James has also identified Albermare Corporation as an investment option to meet the lithium needs of the EV industry. Investment in lithium producers is not for the faint of heart and currently is being added in only small increments to the portfolios of our much younger clients with a very long investment horizon. As that investment option becomes less volatile, we will consider adding it to a broader portion of our managed accounts. Our current goal is to allocate as much as five percent of the total portfolio to these raw material positions. In that process, our total equity allocation could also increase by the same five percent. Under current economic and market conditions, we believe that the increased risk allocation is prudent to meet the inflation and longevity concerns discussed above. Also note that our long-time allocation to Adams Natural Resources Fund (PEO) investing primarily in oil and gas producing companies continues to add meaningful energy-related returns to the portfolio. We currently allocate up to four percent of the total portfolio to PEO, which has produced year-to-date total returns of over twelve percent (before IIM management fees). We will keep a sharp eye on these decisions and report as we go along throughout the year.

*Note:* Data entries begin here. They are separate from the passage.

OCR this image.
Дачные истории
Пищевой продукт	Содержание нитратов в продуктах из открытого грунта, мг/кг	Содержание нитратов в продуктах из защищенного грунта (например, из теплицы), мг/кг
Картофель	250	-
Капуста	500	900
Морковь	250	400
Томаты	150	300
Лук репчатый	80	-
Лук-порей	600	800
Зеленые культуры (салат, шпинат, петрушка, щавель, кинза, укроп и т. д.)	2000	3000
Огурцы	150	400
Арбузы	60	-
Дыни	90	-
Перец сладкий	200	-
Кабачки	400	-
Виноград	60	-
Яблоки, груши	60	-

Our managed portfolio has traditionally held positions in three utility/infrastructure funds for both income returns (high dividends) and growth from increasing infrastructure investment. Year-to-date returns (before management fees) have been impressive as they garner their share of the AI growth: Cohen and Steers Infrastructure (UTF, 11.36% return); Gabelli Global Utility Fund (GLU, 13.59% return), Reeves Utility Income (UTG,6.96% return).
All of us at Intelligent Investment Management, LLP wish you and yours a summer filled with family, fun and sunshine!